This month had three major events worth discussing: OpenClaw, the crypto crash, and Claude Code.
If you scan X right now, the most talked-about thing online, aside from the Epstein files, is the explosive adoption of OpenClaw (formerly called Moltbot or Clawdbot). The name keeps changing, but the signal is clear.

OpenClaw is an open-source desktop application that operates with complete agency across any apps you grant it access to. When given permission to access your email, calendars, messaging apps, browser, and login credentials, the agent can autonomously handle tasks. It summarizes emails, schedules meetings, books reservations, and performs virtually any computer-based task a human could.
The early response has been remarkable. People are astounded by its capabilities because it represents what most expected Siri to become. It is a genuinely intelligent, constantly learning virtual assistant that takes natural language commands and executes complex workflows with ease.
The Difference Between Chatting and Doing
For those not deep in the technical weeds, it is critical to understand the difference between a Chatbot (like the ChatGPT interface you're used to) and an Agent.
Think of a Chatbot like a very smart consultant locked in an empty room with a typewriter. You slide a question under the door asking for a dinner reservation strategy, and the consultant types back a brilliant plan. But they cannot leave the room.

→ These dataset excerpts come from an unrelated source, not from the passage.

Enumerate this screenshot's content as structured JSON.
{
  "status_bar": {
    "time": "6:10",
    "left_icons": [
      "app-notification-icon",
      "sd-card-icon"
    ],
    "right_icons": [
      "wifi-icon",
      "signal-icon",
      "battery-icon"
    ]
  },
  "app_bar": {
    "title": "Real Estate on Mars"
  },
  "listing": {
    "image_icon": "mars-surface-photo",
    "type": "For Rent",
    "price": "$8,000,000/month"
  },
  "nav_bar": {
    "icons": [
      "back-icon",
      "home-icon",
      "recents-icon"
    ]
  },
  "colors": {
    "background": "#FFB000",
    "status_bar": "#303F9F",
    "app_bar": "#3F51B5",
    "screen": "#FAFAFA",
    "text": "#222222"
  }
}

They cannot pick up a phone. They cannot actually make the reservation.
An Agent is that same consultant, but you've given them the keys to your office, your unlocked phone, and your credit card. You don't ask for a strategy. You say, "Get me a table for four at 7pm." The Agent opens the app, clicks the buttons, enters the details, and sends the confirmation to your calendar. It has "hands" to manipulate the world on your behalf.
That is what OpenClaw is. It doesn’t just generate text. It executes actions.
Claude Code and the Terminal
This tool didn't spawn from nowhere. It is the downstream utility of command-line agents, most prominently Claude Code.
Claude Code launched as an app that runs in your computer's terminal, powered by the latest Anthropic models. Google Gemini and OpenAI have their versions (Gemini CLI and Codex), but the shift here is fundamental. Previously, LLMs were great coders but producing anything beyond a single script was challenging. You’d ask all the things you needed to do to get something built and launched, but you were doing the work; it was just giving you the code or editing yours. Now, through simple prompts, the agent just gets to work, and you never touch or see a line of code from that point on.
To understand the power here, you need to understand the environment. Most people interact with computers via the GUI (Graphical User Interface). This is your dashboard. It has icons, windows, and mouse clicks. It is designed to be safe and easy, which means it hides 90% of what the computer can actually do. The Terminal is the text-based interface below the graphics. It is where the computer actually runs.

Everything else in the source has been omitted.